In my opinion we need a formal internet journal. This is not a new thing, there are some really good ones out there. It is surprising that such places like http://www.arxiv.org/ while not having peer-review or editors are very popular since they give you good service (tracking of papers by subjects etc) and do not require the copyright transfer, therefore enabling authors to post selected published papers.

I believe that our journal can pursue the following goals:

a. Publishing proceeding of the conference(s). Standard practice in all conferences.
b. Publishing "review articles". "Review" article is the one that takes already existing discussion and reviews the situation in the field, while not pretending to be original, copyrighted material. These "reviews" can be both invited by the editorial stuff by contacting principal contributors of certain threads, and also written by voluunters.

In 2000-2004 forum 90% of pictures are gone, ebay auctions long deleted, external links broken and one can only guess what Artzi meant by features of "this" jambiya. This will sooner or later happen to 2005-2008 forum as well, unless we preserve the contribution in series of well defined documents, for which, I think, article form is most suitable.
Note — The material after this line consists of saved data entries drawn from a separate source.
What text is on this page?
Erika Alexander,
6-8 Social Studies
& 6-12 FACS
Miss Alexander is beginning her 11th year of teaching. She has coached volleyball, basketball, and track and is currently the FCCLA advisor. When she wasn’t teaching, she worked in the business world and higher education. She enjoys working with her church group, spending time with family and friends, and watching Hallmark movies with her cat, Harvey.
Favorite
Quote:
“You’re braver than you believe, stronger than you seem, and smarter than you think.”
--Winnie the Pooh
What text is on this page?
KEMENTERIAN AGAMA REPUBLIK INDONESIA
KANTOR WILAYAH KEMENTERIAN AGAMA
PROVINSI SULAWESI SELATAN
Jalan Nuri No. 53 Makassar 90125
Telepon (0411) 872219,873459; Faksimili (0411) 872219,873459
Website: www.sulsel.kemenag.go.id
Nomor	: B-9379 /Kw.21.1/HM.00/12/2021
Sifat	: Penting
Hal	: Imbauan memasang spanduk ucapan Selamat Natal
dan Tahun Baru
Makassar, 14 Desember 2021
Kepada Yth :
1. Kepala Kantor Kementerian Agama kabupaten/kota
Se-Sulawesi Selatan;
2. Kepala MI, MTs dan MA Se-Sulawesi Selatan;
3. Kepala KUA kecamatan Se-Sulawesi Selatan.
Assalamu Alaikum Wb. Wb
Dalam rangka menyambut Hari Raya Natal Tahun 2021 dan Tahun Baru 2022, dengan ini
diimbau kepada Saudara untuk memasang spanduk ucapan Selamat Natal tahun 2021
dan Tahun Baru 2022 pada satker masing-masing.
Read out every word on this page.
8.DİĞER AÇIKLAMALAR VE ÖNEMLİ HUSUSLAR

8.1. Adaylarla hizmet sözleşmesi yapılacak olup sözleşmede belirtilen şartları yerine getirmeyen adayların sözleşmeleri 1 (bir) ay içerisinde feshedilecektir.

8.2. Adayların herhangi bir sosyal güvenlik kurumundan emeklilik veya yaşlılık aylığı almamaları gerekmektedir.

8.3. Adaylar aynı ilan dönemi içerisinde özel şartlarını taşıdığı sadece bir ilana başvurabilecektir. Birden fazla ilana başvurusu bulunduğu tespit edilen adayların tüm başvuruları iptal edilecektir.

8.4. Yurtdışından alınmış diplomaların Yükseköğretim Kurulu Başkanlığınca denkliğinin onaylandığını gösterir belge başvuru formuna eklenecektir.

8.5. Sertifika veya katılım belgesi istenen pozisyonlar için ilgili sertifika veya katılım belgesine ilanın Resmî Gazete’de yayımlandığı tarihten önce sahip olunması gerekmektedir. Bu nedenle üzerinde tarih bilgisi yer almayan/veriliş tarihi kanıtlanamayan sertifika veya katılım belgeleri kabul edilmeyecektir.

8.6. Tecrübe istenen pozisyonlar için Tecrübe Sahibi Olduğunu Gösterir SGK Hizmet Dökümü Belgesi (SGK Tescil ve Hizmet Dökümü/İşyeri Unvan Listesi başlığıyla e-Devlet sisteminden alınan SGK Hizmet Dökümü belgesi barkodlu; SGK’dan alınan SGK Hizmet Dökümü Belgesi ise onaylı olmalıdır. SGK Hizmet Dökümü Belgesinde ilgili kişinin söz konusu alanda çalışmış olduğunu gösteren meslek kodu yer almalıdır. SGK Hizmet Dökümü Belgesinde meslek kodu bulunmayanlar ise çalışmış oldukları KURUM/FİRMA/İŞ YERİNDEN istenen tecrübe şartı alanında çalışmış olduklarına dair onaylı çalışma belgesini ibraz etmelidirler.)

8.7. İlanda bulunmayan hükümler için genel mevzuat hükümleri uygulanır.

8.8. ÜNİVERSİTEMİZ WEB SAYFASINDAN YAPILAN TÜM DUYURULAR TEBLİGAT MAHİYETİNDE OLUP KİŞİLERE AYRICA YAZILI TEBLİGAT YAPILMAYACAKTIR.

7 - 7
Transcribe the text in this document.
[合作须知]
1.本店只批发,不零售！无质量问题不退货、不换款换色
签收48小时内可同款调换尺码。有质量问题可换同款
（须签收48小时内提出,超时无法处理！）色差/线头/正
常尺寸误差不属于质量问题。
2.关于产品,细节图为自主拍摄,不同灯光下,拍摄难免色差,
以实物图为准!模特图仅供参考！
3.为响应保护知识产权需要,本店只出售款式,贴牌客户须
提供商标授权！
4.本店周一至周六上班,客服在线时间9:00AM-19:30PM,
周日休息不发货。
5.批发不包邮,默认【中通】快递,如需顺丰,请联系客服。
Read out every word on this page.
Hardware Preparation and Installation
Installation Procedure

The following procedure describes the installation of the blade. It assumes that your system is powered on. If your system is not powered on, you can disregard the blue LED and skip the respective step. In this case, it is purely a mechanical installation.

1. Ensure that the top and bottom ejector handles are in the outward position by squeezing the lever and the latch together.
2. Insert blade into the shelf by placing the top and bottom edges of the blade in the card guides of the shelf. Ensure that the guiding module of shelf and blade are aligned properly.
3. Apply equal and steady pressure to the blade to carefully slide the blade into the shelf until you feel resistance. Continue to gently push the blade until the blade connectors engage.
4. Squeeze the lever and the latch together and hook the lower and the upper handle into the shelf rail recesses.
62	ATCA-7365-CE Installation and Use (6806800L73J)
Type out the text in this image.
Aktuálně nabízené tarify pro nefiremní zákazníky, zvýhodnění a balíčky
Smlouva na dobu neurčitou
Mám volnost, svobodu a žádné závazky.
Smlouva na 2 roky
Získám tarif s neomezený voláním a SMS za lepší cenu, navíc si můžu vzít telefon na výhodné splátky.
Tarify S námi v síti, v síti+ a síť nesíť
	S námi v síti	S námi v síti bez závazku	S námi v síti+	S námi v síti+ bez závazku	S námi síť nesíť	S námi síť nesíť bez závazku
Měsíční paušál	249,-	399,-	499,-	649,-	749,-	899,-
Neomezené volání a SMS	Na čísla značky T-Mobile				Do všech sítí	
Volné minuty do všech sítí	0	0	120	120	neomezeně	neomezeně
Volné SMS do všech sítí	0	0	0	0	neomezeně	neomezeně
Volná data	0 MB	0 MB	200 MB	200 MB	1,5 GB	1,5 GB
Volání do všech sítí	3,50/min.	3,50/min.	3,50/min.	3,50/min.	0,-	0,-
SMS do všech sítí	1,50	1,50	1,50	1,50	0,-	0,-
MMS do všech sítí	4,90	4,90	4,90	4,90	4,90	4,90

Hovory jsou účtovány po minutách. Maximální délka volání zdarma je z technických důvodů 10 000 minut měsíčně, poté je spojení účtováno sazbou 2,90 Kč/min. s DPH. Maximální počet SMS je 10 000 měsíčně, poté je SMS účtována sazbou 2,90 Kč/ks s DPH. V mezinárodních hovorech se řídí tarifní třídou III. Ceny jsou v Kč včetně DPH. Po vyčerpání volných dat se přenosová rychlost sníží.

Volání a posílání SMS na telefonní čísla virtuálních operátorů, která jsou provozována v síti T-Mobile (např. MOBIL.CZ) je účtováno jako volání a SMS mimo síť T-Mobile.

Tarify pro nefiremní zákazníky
c. Journal for contributed papers. Suppose one of us would like to write an article about kerises. Where one can publish it so it will be read by fellow keris enthusiast, easily accesable, archived and probably even reviewed? Ofcoarse there are historical journals and the Journal of Military Science, but they have a very different goal and ideology. There is also a journal of contemporary ethnography, but their reviewers will probably ask the author to elaborate on the role of pamor in cementing gender roles in contemporary Macao. Moreover, most of arms and armour papers end up in some obscure national journals, and then if one wants to get some constantly referenced Gorelik paper one has to spent a few days to finally figure out that this journal does not circulate outside of Moscow. I understand, that even if we advertise our journal, we will not see huge crowds descending on us with contributions, but I think we are lacking a specialized journal.

Now, Mr. McDougall published his article on USMC mamluk sword - now imagine it buried somewhere in the 1999 archive of the forum, stripped from pictures. Would it be as accesible or interesting ?

Now to the great fears of commiting to incomplete research and possible errors.
There is a classic book on caucasian rugs by Uhlrman. Mistakes in it are truly collosal (for example, Shamil is a cherkes), it helped to fix a highly bizzare geographical names for caucasian rugs - the area between Tbilisi and Erevan is referred to as "Kazak" - not to be mistaken with Cossack or Kazakh. But did this book contribute to the field? Yes, it is one of the definitive works that provided the basis for caucasian rugs' study and classifications. Its errors were later recognized and partially corrected, but without this contribution even correcting such errors would not have been possible, for there would have be no big push on the subject.

Even great articles on theoretical math contain errors, one would expect more so in our field.

In addition, I think such endevour would require a minimal effort from the site's stuff - set up a separate section, then it would be up to editors and the community to develop submission guidelines, and once every 3 months or so to produce series of pdfs containing individual articles. If these reviews will be interesting enough, one can later put them together into a book. Concerning copyrights, adhering to standards, etc - it is all the author's responsibility to do so.